Snoop Dogg
Mark A. Whitaker

At this point in his lengthy career, Snoop Dogg-among the pioneers of West Coast rap-has become nothing short of an icon in the worldwide hip-hop community, not to mention a household name and rags-to-riches success story. And somehow, between continuing to push limits creatively, stay on top of the game, and orchestrate his own hit show on E!, Father Hood, Snoop remarkably still finds time to tour. Which is exactly what he did the night before New Year’s Eve, down south at the Majestic Ventura Theater.

Good hip-hop shows are something to be experienced. With no expense salvaged, a live hip-hop concert is sure to draw an eclectic crowd of dedicated followers. These showcases feature any number of deejay appearances, backdrops with larger-than-life depictions of the headlining artist, and members of the artist’s personal posse often show up onstage, waving memorabilia available for purchase to the audience below.

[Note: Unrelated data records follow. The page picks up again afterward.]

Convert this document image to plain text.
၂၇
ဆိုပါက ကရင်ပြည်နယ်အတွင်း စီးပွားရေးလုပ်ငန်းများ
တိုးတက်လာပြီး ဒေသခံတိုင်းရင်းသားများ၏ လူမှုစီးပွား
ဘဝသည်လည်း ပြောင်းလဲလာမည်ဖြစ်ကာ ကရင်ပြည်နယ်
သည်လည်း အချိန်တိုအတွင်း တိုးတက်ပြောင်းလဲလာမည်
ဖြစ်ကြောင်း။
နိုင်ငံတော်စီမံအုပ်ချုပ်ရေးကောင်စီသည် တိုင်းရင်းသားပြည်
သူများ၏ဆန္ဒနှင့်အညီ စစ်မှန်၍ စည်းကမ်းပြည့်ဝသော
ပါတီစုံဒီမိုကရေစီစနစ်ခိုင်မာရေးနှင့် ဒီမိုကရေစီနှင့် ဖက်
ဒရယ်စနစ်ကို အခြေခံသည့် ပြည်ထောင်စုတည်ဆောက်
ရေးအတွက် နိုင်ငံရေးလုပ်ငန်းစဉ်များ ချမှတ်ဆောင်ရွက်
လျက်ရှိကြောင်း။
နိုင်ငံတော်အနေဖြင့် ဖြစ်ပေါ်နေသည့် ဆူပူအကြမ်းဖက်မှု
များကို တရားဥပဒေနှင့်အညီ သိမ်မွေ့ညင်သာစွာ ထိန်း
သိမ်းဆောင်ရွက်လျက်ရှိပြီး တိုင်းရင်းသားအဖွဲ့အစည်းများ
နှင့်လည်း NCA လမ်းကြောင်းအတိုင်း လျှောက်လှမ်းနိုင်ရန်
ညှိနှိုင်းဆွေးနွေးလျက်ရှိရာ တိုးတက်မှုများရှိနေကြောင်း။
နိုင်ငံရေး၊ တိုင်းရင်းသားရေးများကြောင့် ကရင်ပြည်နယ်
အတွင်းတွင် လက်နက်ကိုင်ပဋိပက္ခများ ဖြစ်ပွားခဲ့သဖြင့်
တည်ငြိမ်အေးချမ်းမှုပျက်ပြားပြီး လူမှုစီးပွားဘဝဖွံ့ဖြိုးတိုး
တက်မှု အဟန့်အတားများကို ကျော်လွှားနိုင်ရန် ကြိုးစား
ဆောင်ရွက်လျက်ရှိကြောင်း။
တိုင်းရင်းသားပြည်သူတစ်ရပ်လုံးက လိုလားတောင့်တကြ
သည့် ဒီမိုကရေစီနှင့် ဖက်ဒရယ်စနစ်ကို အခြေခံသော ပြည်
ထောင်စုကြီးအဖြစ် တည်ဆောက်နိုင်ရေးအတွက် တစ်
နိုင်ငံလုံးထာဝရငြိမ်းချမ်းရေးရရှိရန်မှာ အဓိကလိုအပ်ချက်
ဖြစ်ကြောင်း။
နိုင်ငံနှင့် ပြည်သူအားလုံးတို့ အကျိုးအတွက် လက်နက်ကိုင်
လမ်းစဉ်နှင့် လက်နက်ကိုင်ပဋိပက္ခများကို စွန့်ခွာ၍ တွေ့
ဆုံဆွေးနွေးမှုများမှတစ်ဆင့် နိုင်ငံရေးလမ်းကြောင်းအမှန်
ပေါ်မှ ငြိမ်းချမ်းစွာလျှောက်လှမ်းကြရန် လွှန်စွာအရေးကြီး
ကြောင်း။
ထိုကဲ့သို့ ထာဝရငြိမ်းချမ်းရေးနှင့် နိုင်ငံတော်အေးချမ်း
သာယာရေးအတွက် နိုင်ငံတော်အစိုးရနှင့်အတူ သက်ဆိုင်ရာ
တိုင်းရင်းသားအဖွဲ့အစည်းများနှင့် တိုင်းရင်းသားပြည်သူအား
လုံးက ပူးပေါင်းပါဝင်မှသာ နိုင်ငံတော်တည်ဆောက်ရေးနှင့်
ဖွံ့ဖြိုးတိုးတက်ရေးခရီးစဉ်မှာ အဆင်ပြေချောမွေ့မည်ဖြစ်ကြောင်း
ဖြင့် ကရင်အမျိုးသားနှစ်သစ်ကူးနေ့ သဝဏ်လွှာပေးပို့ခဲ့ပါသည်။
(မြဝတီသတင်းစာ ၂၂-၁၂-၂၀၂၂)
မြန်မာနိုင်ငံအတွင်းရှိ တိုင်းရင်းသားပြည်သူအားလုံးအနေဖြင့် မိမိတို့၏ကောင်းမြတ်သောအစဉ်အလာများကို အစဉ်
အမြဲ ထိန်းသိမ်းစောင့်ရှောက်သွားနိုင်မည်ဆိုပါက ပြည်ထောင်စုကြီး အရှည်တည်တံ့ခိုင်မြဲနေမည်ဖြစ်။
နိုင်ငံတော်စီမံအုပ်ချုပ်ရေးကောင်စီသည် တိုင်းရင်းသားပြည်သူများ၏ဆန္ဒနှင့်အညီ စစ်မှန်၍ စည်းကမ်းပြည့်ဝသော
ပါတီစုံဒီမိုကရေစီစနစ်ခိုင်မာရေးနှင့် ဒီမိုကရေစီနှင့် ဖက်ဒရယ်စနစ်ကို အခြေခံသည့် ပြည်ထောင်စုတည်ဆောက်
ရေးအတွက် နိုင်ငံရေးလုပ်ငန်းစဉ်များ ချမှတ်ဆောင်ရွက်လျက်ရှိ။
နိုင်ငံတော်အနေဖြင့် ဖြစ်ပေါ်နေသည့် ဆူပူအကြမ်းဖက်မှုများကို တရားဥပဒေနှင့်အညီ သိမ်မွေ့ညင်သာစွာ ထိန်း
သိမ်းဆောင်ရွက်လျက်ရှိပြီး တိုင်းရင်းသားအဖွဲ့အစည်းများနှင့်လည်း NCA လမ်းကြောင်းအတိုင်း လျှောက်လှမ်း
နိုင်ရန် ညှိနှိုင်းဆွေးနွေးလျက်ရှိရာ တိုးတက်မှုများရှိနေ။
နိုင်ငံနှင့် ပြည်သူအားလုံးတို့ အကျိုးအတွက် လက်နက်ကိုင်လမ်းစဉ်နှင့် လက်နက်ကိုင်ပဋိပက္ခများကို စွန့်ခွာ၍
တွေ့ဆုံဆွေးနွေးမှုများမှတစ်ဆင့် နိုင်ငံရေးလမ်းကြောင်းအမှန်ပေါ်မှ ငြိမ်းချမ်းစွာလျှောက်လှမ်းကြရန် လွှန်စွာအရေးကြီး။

Unlike most rock and alt-rock shows where not many fans come out for the opening acts, the Ventura Theater was impressively filled (at what appeared to be about 80 percent capacity) before 10 p.m., giving the opening artists plenty of support.

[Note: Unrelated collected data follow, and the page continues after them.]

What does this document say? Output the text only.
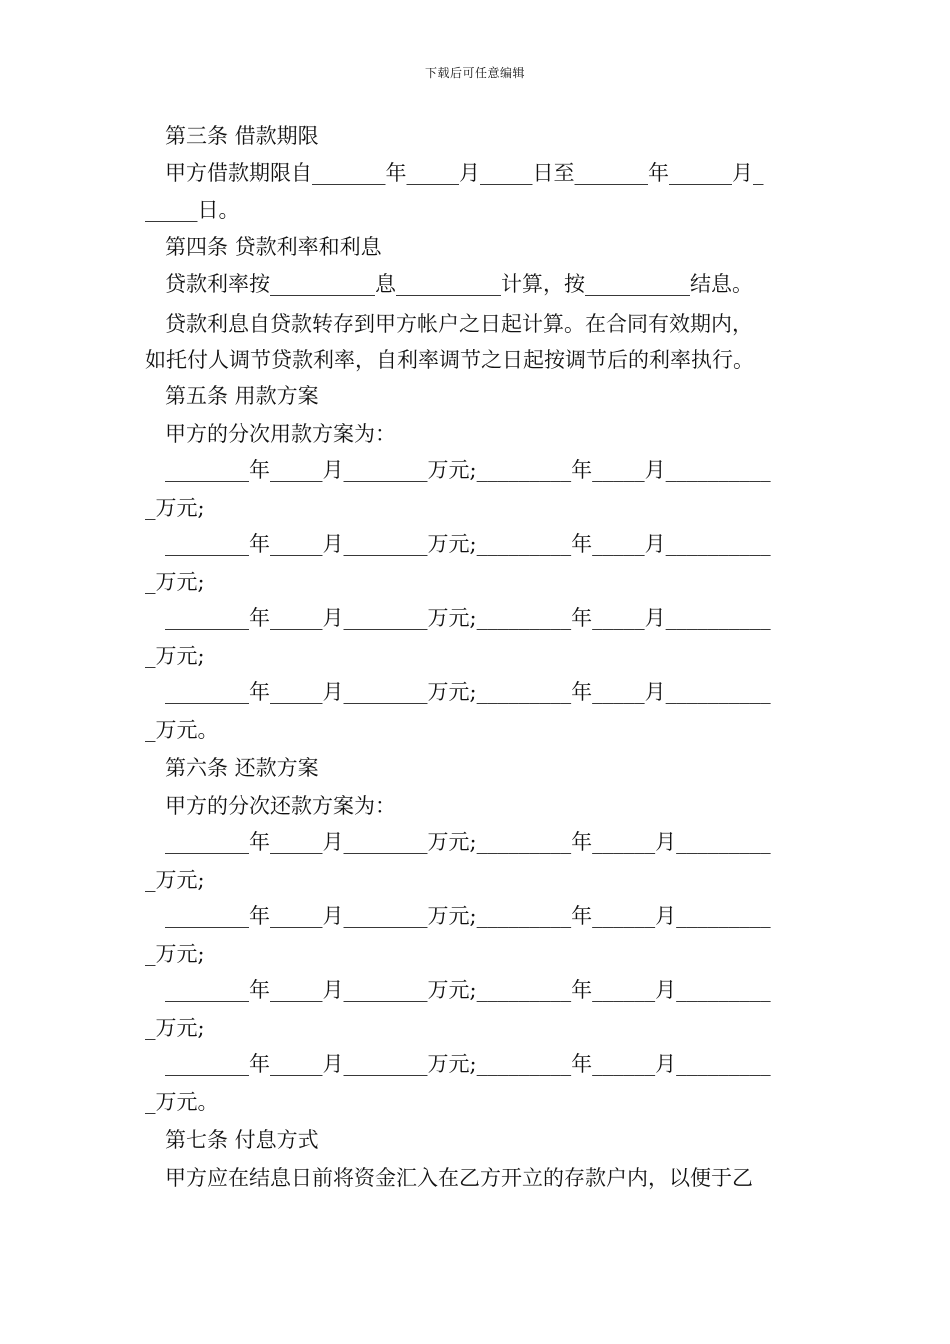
下载后可任意编辑
第三条 借款期限
甲方借款期限自_______年_____月_____日至_______年______月_
_____日。
第四条 贷款利率和利息
贷款利率按__________息__________计算，按__________结息。
贷款利息自贷款转存到甲方帐户之日起计算。在合同有效期内，
如托付人调节贷款利率，自利率调节之日起按调节后的利率执行。
第五条 用款方案
甲方的分次用款方案为：
________年_____月________万元;_________年_____月__________
_万元;
________年_____月________万元;_________年_____月__________
_万元;
________年_____月________万元;_________年_____月__________
_万元;
________年_____月________万元;_________年_____月__________
_万元。
第六条 还款方案
甲方的分次还款方案为：
________年_____月________万元;_________年______月_________
_万元;
________年_____月________万元;_________年______月_________
_万元;
________年_____月________万元;_________年______月_________
_万元;
________年_____月________万元;_________年______月_________
_万元。
第七条 付息方式
甲方应在结息日前将资金汇入在乙方开立的存款户内，以便于乙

Snoop Dogg headlined a raucous night of West Coast hip-hop last Tuesday at the Majestic Ventura Theater.
Mark A. Whitaker

Warren G, most popularly known for his 1994 hit “Regulate,” was received with a little too much enthusiasm on Tuesday, having to skip through two songs when fans began flinging ice onto the stage during his performance. In fact, G almost walked off entirely before deciding that other, less disorderly concertgoers deserved to see the rest of his short, 28-minute-long set.

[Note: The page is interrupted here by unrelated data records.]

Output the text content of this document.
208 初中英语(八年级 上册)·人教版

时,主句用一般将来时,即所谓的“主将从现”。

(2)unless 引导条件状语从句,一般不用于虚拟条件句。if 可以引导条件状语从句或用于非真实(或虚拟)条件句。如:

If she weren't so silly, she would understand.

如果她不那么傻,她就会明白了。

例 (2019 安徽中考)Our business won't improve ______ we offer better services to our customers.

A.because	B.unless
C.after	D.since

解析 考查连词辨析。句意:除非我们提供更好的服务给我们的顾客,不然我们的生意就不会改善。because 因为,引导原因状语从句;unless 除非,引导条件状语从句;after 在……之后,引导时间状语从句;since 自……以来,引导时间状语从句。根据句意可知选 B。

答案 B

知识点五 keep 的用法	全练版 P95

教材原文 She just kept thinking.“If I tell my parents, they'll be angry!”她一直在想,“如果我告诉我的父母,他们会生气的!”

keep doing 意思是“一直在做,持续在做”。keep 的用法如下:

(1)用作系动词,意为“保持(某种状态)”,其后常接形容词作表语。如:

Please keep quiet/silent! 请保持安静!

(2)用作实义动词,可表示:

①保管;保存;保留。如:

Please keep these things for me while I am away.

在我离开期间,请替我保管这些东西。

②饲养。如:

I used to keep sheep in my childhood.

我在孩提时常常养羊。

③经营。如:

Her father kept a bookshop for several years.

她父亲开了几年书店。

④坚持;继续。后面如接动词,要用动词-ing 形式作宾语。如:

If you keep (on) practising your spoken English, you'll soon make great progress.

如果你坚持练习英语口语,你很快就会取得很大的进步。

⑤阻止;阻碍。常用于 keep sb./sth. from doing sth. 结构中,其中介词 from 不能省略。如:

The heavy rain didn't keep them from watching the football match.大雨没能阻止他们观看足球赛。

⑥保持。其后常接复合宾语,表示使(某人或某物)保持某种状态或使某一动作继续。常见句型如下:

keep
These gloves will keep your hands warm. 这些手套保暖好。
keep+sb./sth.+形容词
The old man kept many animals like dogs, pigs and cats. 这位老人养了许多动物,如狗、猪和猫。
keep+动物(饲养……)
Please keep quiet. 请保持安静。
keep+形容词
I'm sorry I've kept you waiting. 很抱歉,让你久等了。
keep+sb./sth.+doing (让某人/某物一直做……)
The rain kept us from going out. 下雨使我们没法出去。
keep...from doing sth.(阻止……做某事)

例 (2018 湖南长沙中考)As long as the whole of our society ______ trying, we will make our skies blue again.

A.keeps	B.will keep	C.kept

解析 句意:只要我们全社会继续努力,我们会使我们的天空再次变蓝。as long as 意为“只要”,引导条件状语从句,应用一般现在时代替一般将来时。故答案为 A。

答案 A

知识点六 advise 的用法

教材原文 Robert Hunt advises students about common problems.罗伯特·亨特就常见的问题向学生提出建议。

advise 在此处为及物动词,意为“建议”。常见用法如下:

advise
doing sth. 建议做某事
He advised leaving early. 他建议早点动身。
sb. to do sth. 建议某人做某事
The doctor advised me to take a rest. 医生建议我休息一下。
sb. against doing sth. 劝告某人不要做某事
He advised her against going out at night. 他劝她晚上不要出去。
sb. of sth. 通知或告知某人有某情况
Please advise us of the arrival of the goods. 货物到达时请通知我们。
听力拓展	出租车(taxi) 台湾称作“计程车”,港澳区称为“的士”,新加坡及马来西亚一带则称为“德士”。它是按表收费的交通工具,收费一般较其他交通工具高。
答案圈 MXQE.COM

After G left the stage, something rare happened at the Majestic: the stage curtains were pulled completely shut, and stayed that way until the house lights fell and it was time for Snoop to appear. When the velvet sea eventually parted, an entire band setup was revealed. It is quite custom for a deejay or two to be brought onstage during a hip-hop show, but an entire band (bass, guitar, drum kit, and turntables) is a rare sight to behold. The stage show also included three trim, young, scantily dressed backup dancers and lasted an entire hour. Additionally, Snoop was careful to start and end on familiar notes and play all the most modern hits in between. An all-ages audience was on hand to take in the show, and the theater’s security was merciless in removing anyone who may have partied a little too hard inside its historic walls. And by the end of it all it seemed clear that everyone who paid and behaved had an excellent night they likely won’t forget.